Community Development and Economic Justice

Prof. Peter PitegoffBy Professor Peter Pitegoff

On the coast of Maine in 1978, an emerging community development organization helped secure financing to successfully rebuild a fish processing plant that had been destroyed by fire. Coastal Enterprises, Inc. (CEI), founded a year earlier by Ron Phillips who served as CEO until his retirement two years ago, began as a modest effort to create and preserve jobs in Maine’s natural resources industry and rural small business sector. It was modeled on the community development corporation (CDC), a form of nonprofit entity that emerged in the civil rights era of the 1960s and proliferated primarily in disadvantaged urban neighborhoods in the years to follow. In contrast to the dominant urban CDC model, CEI worked in the rural setting of Maine and focused its housing and job-creation efforts in small towns and in the state’s natural resources sectors of fish, farms, and forests.

In the four decades since its inception, CEI has grown from a CDC into a sophisticated community development financial institution, consisting of several corporate entities and driving multi-million dollar transactions in distressed rural regions in Maine and nationally. Its total investment activity has exceeded 1.2 billion dollars and has leveraged twice that amount in capital from banks, foundations, and other sources. CEI presents a microcosm of the evolution of community economic development over forty years and its robust use of complex legal and financial tools in urban and rural America today. (Learn more about CEI on its website.)

In 2005, I moved to Maine to be dean of the University of Maine School of Law. Given my career-long engagement in community development, I welcomed the opportunity to join the CEI board of directors a year later and eventually to serve on its executive and finance committee. A decade on the CEI board drew me into a dynamic organization and gave me a window into the rapidly changing arena of community development and finance. And, that experience has continued to inform my scholarship and teaching as a professor at Maine Law since I stepped down as dean in 2015.

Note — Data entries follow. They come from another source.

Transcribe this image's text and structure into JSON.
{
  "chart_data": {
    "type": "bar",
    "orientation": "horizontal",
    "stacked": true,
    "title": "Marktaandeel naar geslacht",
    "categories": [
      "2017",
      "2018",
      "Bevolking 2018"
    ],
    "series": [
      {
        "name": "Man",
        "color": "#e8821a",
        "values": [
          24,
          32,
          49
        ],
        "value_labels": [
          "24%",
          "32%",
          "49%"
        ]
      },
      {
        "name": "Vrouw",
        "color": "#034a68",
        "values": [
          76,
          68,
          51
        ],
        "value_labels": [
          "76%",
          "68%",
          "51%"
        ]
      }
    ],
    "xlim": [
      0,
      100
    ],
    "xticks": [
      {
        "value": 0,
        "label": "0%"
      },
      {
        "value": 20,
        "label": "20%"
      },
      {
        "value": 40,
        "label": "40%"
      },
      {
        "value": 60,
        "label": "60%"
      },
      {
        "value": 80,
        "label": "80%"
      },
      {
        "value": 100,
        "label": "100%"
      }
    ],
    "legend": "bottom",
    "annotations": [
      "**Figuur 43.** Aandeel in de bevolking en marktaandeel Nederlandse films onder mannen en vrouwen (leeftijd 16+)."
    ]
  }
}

Golden Gate Bridge in San FranciscoIn San Francisco, at the Association of American Law Schools annual meeting in January 2017, I helped organize a program that assembled some three dozen legal scholars to discuss the evolution of community economic development and its relationship to law and the legal academy. My account of that event (“Community Development Law, Economic Justice, and the Legal Academy”), along with brief essays from ten other participants, will be published this fall in 26 Journal of Affordable Housing & Community Development Law 31 (2017).

More in-depth scholarship on “Community Development Finance and Economic Justice” is reflected in my book chapter slated for publication next year in Legal Scholarship for the Urban Core – From the Ground Up  (Rashmi Dyal-Chand and Peter Enrich, eds., Cambridge University Press) (forthcoming 2018). In this essay, I reflect on the history of community economic development, community development financial institutions, and their relationship with law and legal scholarship. The essay places Maine’s Brunswick-based Coastal Enterprises, Inc. in the wider context and history of community development finance and policy and of the dramatic expansion of tax credit financing in the field. I also explore the implications of this trend for sustainability and local accountability, underscoring the distinction between community development and community organizing as well the distancing of community development finance from the civil rights and grassroots origins of CDCs. Finally, I mine connections between community development practice and the legal academy, from the proliferation of law school transactional clinics to an emergent body of applied scholarship that impacts policy and strategy in community revitalization.